Halifax County School Board members plan to meet at Halifax County Middle School Monday at 6:30 p.m. to continue discussion about whether not to move forward with the school system’s reopening plan.

This meeting comes roughly two weeks after at least four employees working in central office located in the Mary Bethune Office Complex in Halifax tested positive for COVID-19.

Superintendent Dr.

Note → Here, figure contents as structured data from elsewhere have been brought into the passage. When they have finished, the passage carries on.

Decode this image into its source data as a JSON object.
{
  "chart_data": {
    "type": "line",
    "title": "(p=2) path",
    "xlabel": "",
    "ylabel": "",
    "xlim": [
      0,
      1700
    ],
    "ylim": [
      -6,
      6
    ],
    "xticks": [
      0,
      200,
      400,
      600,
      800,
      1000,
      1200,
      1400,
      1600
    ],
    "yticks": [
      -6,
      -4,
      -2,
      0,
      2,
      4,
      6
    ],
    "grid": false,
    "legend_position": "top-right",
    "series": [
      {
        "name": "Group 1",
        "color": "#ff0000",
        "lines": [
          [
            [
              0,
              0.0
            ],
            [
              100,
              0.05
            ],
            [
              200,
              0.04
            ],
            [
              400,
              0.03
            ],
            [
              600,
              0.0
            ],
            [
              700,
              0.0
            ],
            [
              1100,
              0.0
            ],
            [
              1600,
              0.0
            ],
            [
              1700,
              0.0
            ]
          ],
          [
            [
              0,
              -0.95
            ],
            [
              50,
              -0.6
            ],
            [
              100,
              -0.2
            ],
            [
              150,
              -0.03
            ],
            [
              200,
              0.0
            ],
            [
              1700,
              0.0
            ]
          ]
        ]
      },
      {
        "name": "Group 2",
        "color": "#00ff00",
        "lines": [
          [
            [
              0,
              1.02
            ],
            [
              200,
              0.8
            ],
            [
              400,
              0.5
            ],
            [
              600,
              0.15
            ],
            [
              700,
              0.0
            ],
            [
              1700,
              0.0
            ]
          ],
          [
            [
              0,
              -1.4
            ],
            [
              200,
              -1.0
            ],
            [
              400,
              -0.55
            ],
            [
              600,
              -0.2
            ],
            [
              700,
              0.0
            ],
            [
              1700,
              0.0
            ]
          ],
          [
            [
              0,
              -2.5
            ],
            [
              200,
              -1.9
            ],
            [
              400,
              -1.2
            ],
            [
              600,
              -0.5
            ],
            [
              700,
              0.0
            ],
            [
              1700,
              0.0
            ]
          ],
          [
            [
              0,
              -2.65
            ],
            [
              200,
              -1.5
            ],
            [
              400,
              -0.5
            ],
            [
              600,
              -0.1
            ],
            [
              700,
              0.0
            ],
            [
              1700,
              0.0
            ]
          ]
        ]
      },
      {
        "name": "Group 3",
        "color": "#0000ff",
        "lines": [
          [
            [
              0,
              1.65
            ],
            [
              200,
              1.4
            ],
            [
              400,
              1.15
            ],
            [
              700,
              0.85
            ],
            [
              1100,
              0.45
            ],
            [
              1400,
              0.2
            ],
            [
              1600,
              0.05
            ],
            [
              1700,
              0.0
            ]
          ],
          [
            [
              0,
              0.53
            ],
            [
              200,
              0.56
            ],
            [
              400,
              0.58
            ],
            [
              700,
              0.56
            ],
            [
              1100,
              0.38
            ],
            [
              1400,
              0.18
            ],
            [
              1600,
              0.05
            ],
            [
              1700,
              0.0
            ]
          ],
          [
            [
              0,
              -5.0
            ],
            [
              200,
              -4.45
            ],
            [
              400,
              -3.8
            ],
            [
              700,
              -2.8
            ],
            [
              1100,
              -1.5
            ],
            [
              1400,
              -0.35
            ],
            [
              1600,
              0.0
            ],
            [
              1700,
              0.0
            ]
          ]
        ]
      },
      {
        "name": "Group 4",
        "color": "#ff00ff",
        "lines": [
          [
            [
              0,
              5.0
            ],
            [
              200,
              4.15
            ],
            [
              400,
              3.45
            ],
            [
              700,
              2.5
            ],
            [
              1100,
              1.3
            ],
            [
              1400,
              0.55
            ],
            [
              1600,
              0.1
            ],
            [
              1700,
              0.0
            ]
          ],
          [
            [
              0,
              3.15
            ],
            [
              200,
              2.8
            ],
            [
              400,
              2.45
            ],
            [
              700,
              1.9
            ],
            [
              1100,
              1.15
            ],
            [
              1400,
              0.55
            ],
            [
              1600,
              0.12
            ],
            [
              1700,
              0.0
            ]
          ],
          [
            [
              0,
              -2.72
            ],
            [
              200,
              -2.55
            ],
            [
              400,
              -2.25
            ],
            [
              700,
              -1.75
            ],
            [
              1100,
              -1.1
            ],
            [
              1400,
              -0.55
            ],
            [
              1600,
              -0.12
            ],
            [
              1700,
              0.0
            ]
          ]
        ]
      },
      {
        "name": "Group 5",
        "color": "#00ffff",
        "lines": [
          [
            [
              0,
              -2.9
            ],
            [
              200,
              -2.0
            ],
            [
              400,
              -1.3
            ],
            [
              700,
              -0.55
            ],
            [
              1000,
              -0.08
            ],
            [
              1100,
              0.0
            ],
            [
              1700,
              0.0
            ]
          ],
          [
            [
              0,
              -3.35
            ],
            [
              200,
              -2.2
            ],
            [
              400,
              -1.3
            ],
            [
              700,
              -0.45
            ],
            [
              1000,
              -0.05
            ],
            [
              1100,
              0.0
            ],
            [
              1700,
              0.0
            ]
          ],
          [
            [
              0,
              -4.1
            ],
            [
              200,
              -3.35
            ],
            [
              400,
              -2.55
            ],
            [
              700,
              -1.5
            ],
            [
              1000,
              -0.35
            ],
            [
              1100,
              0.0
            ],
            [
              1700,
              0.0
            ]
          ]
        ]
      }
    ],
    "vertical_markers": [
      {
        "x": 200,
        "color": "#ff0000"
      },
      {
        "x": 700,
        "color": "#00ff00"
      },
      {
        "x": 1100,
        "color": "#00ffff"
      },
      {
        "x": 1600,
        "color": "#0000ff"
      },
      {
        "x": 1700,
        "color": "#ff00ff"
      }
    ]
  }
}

Mark Lineburg said these employees did not have any direct link with students.

“We do not believe that there has been exposure to any students from our staff,” he said at the time of the outbreak.

Some special education students returned to Halifax County Public School buildings at the beginning of October, and the plan the school board has been discussing with school staff would allow pre-K through third grade students to return next along with homeless and English learners students.

Options for students without internet access as well as those who need to complete an English writing test at Halifax County High School and CNA testing also have been a part of ongoing discussions.

To help make their determinations on school reopening, head nurse Tina Slabach has been providing health updates, and plans to update the board again Monday evening.

In September, Slabach provided data from the Centers for Disease Control and the Virginia Department of Health.

At that time, the CDC’s core indicators had Halifax County listed as “lower risk of transmission in schools.”

This is based off several indicators including the percentage of positive tests in the last 14 days, which she said stood at 3.2% at that time.

The maintenance department with Halifax County Public Schools also is working to keep transmission down.

Maintenance Director Steve Brumfield plans to present information about Phenomenal Aire Cold Plasma Generators with bipolar ionization that are being installed throughout the school system’s HVAC systems.

“Bipolar ionization technology is where the air flows through specialized tubes that make oxygen molecules from the air and convert them into charged atoms that then cluster around microparticles, surrounding and deactivating harmful substances like airborne mold, bacteria, allergens and viruses,” said Brumfield.

He noted that this type of technology is used in hospitals, food packaging plants and most recently, the airline industry.

Phenomenal Aire says their product produces an electric field with charged ions that “act as a natural scrubbing agent for the air passing through the field.”

Brumfield also noted that the HVAC team in the maintenance department is constantly completing preventive maintenance such as changing air filters on a quarterly basis for some and semi-annual for other units. He said it is recommended to change filters on a semi-annual to annual basis depending on the unit.

Through the efforts of this maintenance team, he said HCPS meets the air quality index levels of health concerns set by the U.S. Environmental Protection Agency.

A report on extracurricular activities and driver’s education also is expected to be presented to the board, and the board plans to discuss retreat dates.

During recognitions, Lineburg is slated to present the Virginia School Board Association’s academy awards to board members.

If needed, the board plans to enter into closed session to discuss personnel matters.